Я был так мокр, когда вернулся к Митчеллу ближе к вечеру, что мне просто пришлось снять обувь, носки и брюки и оставить их позади на благо города Нью-Йорка. Никакой огонь не мог бы высушить их, прежде чем мне пришлось отправиться в путь; и упаковать их в их нынешнем состоянии означало распространить разрушение среди моих других владений. С тяжелым сердцем я попрощался с ними, когда они лежали пульпой посреди лужи на полу кухни Митчелла. Интересно, сухие ли они сейчас. Митчелл нанял человека, чтобы нести мой багаж на станцию, которая была рядом, сопровождал меня туда сам и рекомендовал меня особому вниманию чиновников. Никто не мог быть добрее. Те, кто в убытке, могут безопасно идти в Reunion House, где они получат приличные обеды и найдут честного и услужливого хозяина. Я был обязан ему этим словом благодарности, прежде чем я справедливо войду во вторую и гораздо менее приятную главу моего опыта эмигранта.
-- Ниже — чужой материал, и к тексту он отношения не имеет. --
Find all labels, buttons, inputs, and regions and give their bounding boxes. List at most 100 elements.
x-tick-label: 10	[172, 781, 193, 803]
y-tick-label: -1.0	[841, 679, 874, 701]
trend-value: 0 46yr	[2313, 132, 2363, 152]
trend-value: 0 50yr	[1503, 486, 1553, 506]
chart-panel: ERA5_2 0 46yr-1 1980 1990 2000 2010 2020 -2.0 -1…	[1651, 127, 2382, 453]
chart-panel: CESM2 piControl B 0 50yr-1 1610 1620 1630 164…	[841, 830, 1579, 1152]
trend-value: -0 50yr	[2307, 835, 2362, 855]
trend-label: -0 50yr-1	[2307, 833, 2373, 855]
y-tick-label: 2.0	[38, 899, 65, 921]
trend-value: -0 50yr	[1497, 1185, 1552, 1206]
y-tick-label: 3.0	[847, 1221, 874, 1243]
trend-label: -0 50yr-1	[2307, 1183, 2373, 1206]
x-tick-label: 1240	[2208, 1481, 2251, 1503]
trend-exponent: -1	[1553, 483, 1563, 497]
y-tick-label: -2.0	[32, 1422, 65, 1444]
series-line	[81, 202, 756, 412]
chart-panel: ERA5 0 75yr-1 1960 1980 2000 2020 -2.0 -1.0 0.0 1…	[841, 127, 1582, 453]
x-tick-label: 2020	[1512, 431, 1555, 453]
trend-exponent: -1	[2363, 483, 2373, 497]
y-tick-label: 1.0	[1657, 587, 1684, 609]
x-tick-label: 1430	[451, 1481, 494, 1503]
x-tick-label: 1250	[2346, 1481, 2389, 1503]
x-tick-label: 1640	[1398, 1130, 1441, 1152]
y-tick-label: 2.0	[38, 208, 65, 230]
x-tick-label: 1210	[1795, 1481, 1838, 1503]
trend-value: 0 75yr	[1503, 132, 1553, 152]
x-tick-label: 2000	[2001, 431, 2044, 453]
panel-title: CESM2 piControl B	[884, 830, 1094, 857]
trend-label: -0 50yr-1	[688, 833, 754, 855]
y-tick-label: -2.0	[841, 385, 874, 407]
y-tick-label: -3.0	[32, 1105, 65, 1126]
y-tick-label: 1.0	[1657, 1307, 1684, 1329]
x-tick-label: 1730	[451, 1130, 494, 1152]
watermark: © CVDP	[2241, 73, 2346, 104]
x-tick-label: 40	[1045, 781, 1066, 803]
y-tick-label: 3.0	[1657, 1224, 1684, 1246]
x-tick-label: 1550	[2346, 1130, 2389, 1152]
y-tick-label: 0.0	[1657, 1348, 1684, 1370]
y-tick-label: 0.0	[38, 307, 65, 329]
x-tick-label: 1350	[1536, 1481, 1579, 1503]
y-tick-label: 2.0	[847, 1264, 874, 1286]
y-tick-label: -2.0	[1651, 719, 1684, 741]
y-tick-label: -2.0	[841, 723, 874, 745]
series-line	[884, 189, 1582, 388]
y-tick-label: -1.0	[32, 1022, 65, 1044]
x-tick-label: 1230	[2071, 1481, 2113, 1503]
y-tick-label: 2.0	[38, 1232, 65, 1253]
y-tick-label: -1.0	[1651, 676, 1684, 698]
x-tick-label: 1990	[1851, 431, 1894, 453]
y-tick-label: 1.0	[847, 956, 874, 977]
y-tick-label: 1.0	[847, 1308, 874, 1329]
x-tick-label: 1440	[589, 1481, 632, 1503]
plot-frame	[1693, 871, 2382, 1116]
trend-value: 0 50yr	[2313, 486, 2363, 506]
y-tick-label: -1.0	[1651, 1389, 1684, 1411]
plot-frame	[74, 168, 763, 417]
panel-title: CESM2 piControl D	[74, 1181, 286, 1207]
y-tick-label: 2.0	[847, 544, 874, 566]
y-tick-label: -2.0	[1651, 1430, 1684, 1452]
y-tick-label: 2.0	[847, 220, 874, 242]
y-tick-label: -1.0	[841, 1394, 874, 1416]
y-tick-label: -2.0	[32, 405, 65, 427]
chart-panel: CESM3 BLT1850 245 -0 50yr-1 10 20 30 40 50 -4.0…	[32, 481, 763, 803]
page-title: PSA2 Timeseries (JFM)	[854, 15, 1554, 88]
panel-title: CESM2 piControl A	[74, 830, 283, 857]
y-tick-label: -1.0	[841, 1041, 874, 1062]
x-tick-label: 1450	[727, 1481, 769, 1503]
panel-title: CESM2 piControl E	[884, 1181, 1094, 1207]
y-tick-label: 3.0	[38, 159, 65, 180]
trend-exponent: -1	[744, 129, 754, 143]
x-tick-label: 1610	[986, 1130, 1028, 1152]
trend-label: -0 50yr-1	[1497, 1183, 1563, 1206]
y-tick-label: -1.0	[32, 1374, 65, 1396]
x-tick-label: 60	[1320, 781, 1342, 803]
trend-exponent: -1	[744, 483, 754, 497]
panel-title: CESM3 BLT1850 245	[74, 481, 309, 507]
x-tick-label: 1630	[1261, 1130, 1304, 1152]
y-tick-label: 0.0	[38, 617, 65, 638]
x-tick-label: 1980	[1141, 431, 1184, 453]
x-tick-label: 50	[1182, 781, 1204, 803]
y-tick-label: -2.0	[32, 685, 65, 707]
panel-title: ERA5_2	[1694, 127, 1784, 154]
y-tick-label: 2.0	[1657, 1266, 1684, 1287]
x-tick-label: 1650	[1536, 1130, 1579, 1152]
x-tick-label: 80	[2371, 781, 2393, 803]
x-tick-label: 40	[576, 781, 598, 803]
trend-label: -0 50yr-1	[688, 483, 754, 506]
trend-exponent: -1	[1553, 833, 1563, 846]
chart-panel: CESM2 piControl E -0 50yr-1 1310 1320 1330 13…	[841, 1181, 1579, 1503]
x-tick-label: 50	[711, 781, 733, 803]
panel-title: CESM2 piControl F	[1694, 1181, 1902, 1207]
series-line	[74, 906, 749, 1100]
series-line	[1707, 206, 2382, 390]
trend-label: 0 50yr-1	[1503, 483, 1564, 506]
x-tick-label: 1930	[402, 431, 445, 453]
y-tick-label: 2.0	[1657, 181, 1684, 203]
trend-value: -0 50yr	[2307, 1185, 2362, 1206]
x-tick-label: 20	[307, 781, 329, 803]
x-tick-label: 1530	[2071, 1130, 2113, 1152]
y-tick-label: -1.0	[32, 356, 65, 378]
II. КОКЕРМУТ И КЕСВИК. ФРАГМЕНТ. 1871

Очень похоже на то, как художник полузакрывает глаза, чтобы какое-то яркое единство могло выделиться из толпы деталей, и то, что он видит, могло таким образом сформироваться в целое; очень похоже на тот же принцип, я могу сказать, я позволяю значительному промежутку времени вмешаться между любыми из моих маленьких путешествий и попыткой записать их. Я не могу описать вещь, которая передо мной в данный момент, или которая была передо мной только очень короткое время назад; я должен позволить своим воспоминаниям быть тщательно очищенными от всей мякины, пока не останется ничего, кроме чистого золота; позволить моей памяти выбрать то, что действительно достойно запоминания, процессом естественного отбора; и я благочестиво верю, что таким образом я обеспечиваю выживание наиболее приспособленных. Если я делаю заметки для будущего использования, или если я обязан писать письма во время моего маленького экскурса, я так вмешиваюсь в процесс, что никогда больше не могу выяснить, что достойно сохранения, или что должно быть дано в полной длине, что в торсе, или что просто в профиль. Этот процесс инкубации может быть неоправданно затянут; и я несколько боюсь, что совершил эту ошибку с нынешним путешествием. Как плохой дагерротип, большая часть его была полностью потеряна; я не могу сказать вам ничего о начале и ничего о конце; но дела каких-то пятидесяти или шестидесяти часов около середины остаются вполне отчетливыми и определенными, как маленький кусочек солнечного света на длинной, тенистой равнине, или то единственное пятно на старой картине, которое было восстановлено ловкой рукой чистильщика. Я помню рассказ об одном старом шотландском священнике, призванном внезапно проповедовать, который поспешно схватил старую проповедь из своего кабинета и обнаружил себя на кафедре, прежде чем заметил, что крысы вольно обошлись с его рукописью и съели первые две или три страницы; он серьезно объяснил прихожанам, как он оказался в ситуации: «А теперь, — сказал он, — давайте просто начнем там, где крысы оставили». Я должен последовать примеру божественного и подхватить нить моего дискурса там, где она впервые отчетливо выходит из лимба забвения.

КОКЕРМУТ

Я раскуривал трубку, выходя из гостиницы в Кокермуте, и не поднимал головы, пока не оказался на улице. Когда я это сделал, мне блеснуло, что я в Англии; вечерний солнечный свет освещал английские дома, английские лица, английскую конфигурацию улицы — как будто английская атмосфера дула мне в лицо. Нет ничего, пожалуй, более озадачивающего (если одна вещь в социологии может когда-либо действительно быть более необъяснимой, чем другая), чем великая пропасть, которая пролегла между Англией и Шотландией — пропасть, столь легкая на вид, в реальности столь трудная для преодоления. Вот два народа, почти идентичные по крови; запертые вместе на одном маленьком острове, так что их общение (можно было бы подумать) должно быть таким же тесным, как у заключенных, которые делили одну камеру Бастилии; одинаковые по языку и религии; и все же несколько лет сварливой изоляции — просто предполуденная ссора, как можно назвать ее, в сравнении с великими историческими циклами — так разделили их мысли и пути, что ни союзы, ни взаимные опасности, ни пароходы, ни железные дороги, ни все королевские лошади и все королевские люди, кажется, не способны стереть широкое различие. В перетирании еще одного столетия или около того углы могут исчезнуть; но в то же время, в год благодати 1871, я был в новой стране так же, как если бы я выходил из отеля Сент-Антуан в Антверпене.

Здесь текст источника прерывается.